Honestly the stack is probably heavier than a personal site needs, but it gave me room to do the interactions I cared about.
Deploy
I used GitHub Pages, since my old site already lived at that domain and other pages on the web link to it.
One thing to know: GitHub Pages only serves static files, so Next.js doesn't just work if you push it. You have to tell Next.js to do a static export (output: 'export' in next.config.ts), then deploy the built files. I have a GitHub Actions workflow in the repo that builds and deploys automatically every time I push to main, so I never have to do it by hand.

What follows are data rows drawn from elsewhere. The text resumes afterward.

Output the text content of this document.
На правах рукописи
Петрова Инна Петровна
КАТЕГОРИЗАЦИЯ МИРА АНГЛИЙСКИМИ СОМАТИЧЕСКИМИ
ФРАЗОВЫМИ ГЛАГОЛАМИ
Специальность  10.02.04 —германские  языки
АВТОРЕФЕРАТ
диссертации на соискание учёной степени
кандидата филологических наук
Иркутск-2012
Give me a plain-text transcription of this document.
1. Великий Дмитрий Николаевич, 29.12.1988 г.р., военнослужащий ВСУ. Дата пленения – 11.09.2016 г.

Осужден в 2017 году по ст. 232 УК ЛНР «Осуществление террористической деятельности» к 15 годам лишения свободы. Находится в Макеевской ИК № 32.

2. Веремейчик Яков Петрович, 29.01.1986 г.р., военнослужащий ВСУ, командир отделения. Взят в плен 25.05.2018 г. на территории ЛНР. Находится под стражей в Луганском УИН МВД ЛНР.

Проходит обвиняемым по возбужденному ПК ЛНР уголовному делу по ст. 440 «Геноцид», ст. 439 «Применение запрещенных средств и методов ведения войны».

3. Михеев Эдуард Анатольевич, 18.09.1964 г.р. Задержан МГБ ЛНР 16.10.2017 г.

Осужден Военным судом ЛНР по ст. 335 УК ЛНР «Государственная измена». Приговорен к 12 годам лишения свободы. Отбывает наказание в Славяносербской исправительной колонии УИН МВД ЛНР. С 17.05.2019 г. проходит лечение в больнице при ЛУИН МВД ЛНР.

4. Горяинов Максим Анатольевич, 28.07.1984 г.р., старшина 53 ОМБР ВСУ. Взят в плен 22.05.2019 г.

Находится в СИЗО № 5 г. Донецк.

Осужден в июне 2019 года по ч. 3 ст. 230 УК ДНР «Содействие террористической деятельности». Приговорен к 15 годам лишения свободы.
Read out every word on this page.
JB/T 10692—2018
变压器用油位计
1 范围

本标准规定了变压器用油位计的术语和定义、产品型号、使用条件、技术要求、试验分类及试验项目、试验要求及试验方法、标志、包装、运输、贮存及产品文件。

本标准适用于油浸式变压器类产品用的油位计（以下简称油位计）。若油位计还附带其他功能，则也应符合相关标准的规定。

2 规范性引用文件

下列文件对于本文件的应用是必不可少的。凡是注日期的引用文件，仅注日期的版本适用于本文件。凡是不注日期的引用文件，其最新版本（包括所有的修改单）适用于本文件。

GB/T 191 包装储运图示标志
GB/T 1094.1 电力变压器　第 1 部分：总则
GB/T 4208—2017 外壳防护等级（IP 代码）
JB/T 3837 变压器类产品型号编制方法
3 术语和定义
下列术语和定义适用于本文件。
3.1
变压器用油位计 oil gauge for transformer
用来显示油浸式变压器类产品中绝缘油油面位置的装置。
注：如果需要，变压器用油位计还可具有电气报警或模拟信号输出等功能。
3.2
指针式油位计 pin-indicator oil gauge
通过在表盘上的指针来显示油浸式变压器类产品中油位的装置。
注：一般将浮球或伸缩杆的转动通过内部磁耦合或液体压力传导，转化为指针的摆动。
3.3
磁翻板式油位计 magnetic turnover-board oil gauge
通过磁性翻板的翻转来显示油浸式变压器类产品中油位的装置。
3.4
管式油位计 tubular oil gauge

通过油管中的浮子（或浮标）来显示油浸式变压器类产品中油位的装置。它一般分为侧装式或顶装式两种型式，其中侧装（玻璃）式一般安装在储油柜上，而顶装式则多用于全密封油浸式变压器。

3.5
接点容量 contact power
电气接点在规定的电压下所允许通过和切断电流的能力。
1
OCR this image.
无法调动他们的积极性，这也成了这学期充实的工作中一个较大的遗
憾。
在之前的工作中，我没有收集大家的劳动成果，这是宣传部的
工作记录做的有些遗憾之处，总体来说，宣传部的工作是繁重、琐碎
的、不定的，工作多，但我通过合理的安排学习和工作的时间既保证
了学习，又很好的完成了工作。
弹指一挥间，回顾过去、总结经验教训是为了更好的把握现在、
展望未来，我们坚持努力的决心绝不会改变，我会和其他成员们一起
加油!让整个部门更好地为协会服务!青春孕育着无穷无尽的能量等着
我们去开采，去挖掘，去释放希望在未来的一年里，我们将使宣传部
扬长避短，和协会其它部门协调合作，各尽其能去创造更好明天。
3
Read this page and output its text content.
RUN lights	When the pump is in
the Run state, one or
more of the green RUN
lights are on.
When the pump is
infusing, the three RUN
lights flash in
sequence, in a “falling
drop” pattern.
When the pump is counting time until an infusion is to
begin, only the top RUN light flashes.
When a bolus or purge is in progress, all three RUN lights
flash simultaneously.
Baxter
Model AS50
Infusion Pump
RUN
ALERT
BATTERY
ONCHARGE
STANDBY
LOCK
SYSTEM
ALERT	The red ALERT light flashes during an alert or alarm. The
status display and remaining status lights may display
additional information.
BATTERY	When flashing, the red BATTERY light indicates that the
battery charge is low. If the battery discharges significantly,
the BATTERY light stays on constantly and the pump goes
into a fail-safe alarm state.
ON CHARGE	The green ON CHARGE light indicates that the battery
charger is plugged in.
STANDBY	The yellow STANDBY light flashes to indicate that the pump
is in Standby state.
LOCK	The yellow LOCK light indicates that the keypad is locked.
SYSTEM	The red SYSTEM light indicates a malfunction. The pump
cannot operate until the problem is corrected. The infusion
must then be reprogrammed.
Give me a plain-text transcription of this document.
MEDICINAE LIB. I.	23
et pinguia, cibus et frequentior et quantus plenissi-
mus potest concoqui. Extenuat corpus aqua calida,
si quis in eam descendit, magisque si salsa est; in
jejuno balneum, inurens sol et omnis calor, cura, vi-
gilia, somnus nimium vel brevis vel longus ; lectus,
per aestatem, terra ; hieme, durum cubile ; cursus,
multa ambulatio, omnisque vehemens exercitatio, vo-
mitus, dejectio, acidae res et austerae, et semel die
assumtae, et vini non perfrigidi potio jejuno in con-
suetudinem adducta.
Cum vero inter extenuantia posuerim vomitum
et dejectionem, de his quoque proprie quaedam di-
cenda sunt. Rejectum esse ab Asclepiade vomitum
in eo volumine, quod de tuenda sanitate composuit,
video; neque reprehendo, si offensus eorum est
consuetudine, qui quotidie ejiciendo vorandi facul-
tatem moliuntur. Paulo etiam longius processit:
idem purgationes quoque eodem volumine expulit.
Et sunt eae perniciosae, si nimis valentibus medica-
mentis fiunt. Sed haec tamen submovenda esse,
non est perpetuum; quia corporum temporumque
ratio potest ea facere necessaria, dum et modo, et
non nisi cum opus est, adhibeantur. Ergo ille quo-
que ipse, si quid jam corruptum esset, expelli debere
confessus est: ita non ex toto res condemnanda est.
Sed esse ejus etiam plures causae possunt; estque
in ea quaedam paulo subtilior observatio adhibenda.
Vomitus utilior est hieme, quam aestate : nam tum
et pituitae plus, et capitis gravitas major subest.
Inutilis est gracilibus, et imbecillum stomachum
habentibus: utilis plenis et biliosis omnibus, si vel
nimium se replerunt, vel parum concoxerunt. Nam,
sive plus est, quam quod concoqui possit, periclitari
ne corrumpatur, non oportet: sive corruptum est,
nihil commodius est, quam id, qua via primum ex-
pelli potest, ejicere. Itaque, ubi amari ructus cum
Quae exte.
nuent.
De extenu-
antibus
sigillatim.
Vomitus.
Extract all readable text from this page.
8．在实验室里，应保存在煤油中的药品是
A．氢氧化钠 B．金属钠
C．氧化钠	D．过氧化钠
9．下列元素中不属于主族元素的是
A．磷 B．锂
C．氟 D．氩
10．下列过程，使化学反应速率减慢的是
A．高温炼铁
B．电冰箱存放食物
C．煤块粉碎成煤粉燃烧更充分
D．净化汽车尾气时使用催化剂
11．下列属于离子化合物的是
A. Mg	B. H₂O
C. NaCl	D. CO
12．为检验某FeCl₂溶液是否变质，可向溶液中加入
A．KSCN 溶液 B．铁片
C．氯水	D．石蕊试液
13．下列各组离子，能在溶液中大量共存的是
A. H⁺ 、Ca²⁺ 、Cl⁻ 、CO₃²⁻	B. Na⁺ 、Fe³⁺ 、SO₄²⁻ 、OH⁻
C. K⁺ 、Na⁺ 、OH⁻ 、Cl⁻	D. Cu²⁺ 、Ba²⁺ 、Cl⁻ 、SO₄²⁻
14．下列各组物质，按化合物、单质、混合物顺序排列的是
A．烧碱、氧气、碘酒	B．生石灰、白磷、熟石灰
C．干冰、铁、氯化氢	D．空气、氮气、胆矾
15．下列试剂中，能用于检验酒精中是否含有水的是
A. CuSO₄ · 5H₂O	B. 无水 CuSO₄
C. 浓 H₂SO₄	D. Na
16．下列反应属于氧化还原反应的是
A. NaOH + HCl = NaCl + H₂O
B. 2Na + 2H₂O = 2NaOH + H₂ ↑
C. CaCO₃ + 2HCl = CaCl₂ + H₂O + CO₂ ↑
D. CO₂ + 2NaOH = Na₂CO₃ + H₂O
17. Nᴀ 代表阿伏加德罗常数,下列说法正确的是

If you want to deploy your site on GitHub Pages, here's some more info.
- GitHub Pages docs: the basics of how Pages works, user vs project sites, custom domains
- Configuring a publishing source with GitHub Actions: for the auto-deploy-on-push setup
That's it! If you're putting your own site together, the biggest thing I'd say is let what you want to share drive the design, and don't be afraid to borrow taste from places that have nothing to do with portfolios.